The songs by Somervell and Elgar were, shall we say, of their time, rousing and definitely the product of an era when huge swathes of the map of the world were part of the British Empire. That said, Elgar’s setting did at least sometimes suggest the toll exacted by war, a subject he would explore infinitely more effectively some years later in The Spirit of England.
Finzi’s Channel Firing is a great song and here it received the finest performance I can recall hearing. Matthewman’s delivery of the piano part, so crucial to the ambience of the song, was masterly and Williams’ singing was riveting. This was a prime example of how his care for the words enhances whatever song he is singing while his vocal technique was quite superb – the controlled diminuendo on the word ‘avenge’ near the end was flawlessly achieved. John Ireland’s songs are not as celebrated as the finest of Finzi’s but he wrote many very good songs and the intense The Cost was a particularly good choice for this programme.
I’ve heard Roderick Williams sing Gurney’s Captain Stratton’s Fancy on disc but it was a treat to experience his witty delivery live. It’s not as fine a setting as the one by Peter Warlock but Williams almost makes you think it could be.
George Butterworth is reckoned by many people to be music’s greatest loss from World War I; but what of William Denis Browne? On the evidence of the handful of songs that he left behind, such as The Isle of Lost Dreams, he could have accomplished much had he lived. Roderick Williams offered us Browne’s best-known song, the very fine To Gratiana Dancing and Singing. Here the vocal line was seamless, graceful and poised, while once again Gary Matthewman’s pianism was a delight.

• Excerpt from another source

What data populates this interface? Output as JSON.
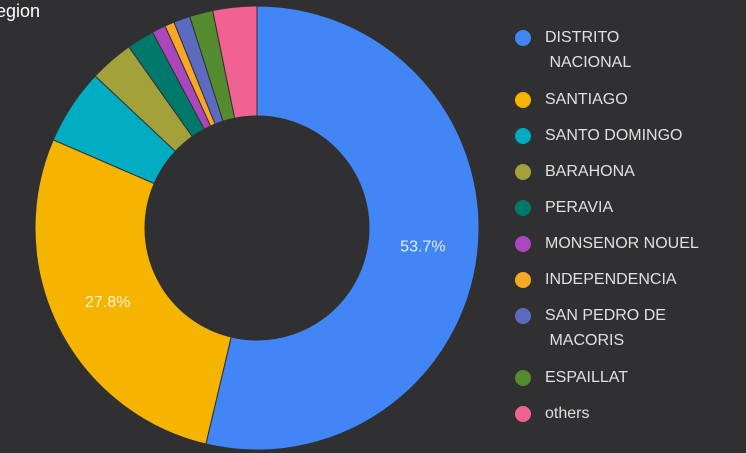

Ernest Farrar, another casualty of the war, was represented by his setting of Silent Noon and I was interesting to hear this song again and to be reminded that it bears more than a hint of Vaughan Williams’ much better-known setting. I’m not sure I’ve heard previously any music by Elaine Hugh-Jones (b. 1927) so I was glad of the opportunity to hear her setting of Wilfred Owen (‘Move him into the sun’) though it seemed to me to be rather in the shadow of the Britten setting of the same text in War Requiem; when was the Hugh-Jones setting composed, I wonder? I found Anthony Payne’s setting of Edward Thomas – another of the ‘Dead Poets’ who failed to survive the conflict – strange and unsettling but well worth hearing – and hearing again, I hope.
The more I hear of the songs of Ian Venables (b. 1955) the more impressed I am. Roderick Williams, who has championed them in concert, offered two highly contrasted songs. I’ve heard the entertaining Flying Crooked before (review) and Williams’ witty delivery went down well with this Three Choirs audience. I don’t recall hearing Pain before, however. This intense, even harrowing setting of words by Ivor Gurney is a very fine song indeed.

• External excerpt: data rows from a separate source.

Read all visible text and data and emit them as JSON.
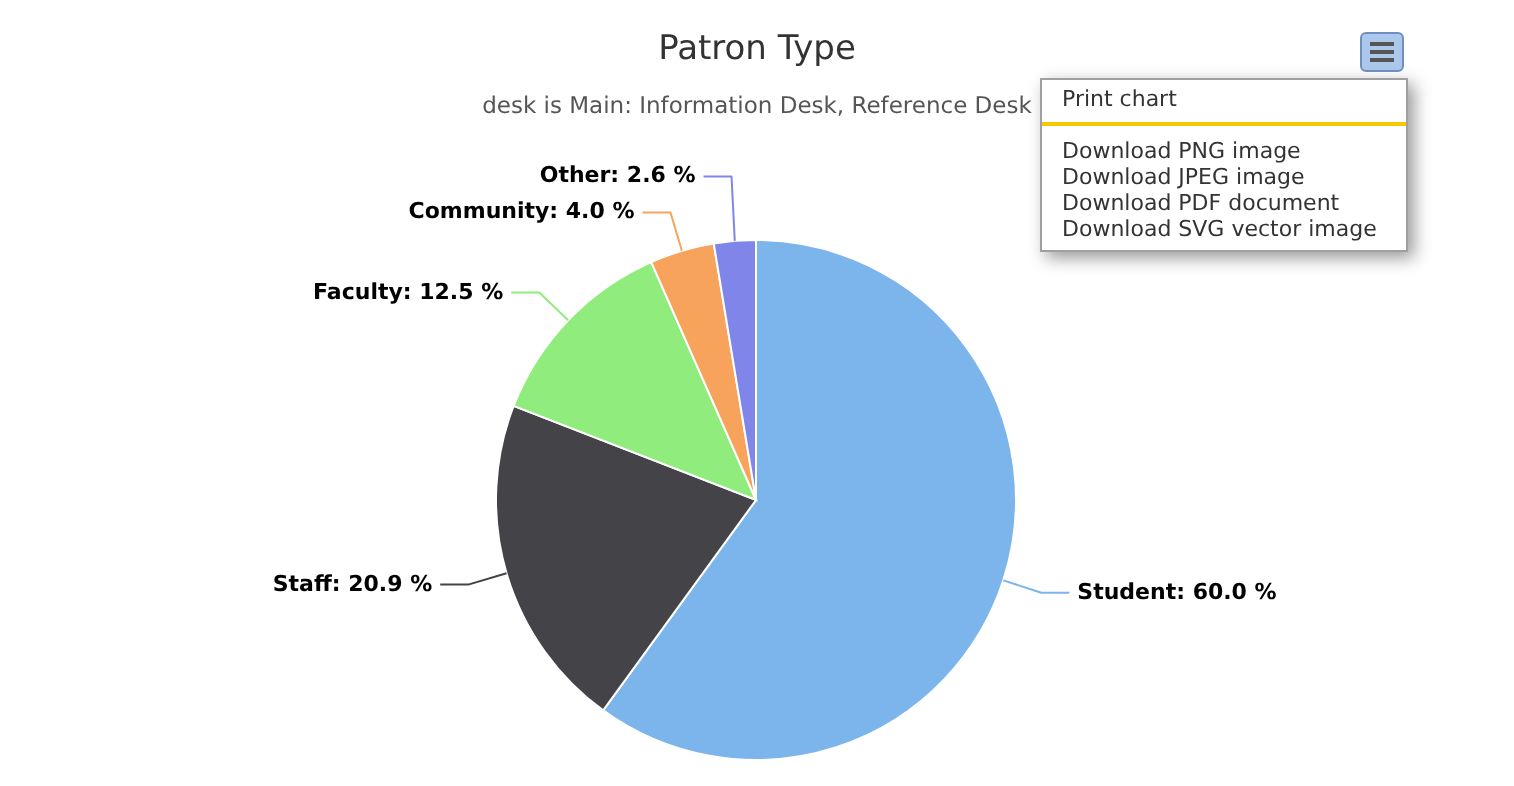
{
  "chart_data": {
    "type": "pie",
    "title": "Patron Type",
    "subtitle": "desk is Main: Information Desk, Reference Desk",
    "categories": [
      "Student",
      "Staff",
      "Faculty",
      "Community",
      "Other"
    ],
    "values": [
      60.0,
      20.9,
      12.5,
      4.0,
      2.6
    ],
    "value_labels": [
      "60.0 %",
      "20.9 %",
      "12.5 %",
      "4.0 %",
      "2.6 %"
    ],
    "colors": [
      "#7cb5ec",
      "#434348",
      "#90ed7d",
      "#f7a35c",
      "#8085e9"
    ],
    "annotations": [
      "Print chart",
      "Download PNG image",
      "Download JPEG image",
      "Download PDF document",
      "Download SVG vector image"
    ]
  }
}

After Vaughan Williams’s spare and intense The Twilight People the last word went to Gerald Finzi. Williams’ searching performance of Only a man harrowing clods brought the recital to a subdued, thoughtful end. I rather suspect that after this we might not have got an encore anyway – and rightly so – but I’m sure Roderick Williams and Gary Matthewman were exhausted by their exertions in the Huntingdon Hall hothouse. So on this occasion no one in the audience would have begrudged them leaving us wanting more.
This thoughtfully planned programme produced an exceptionally fine recital.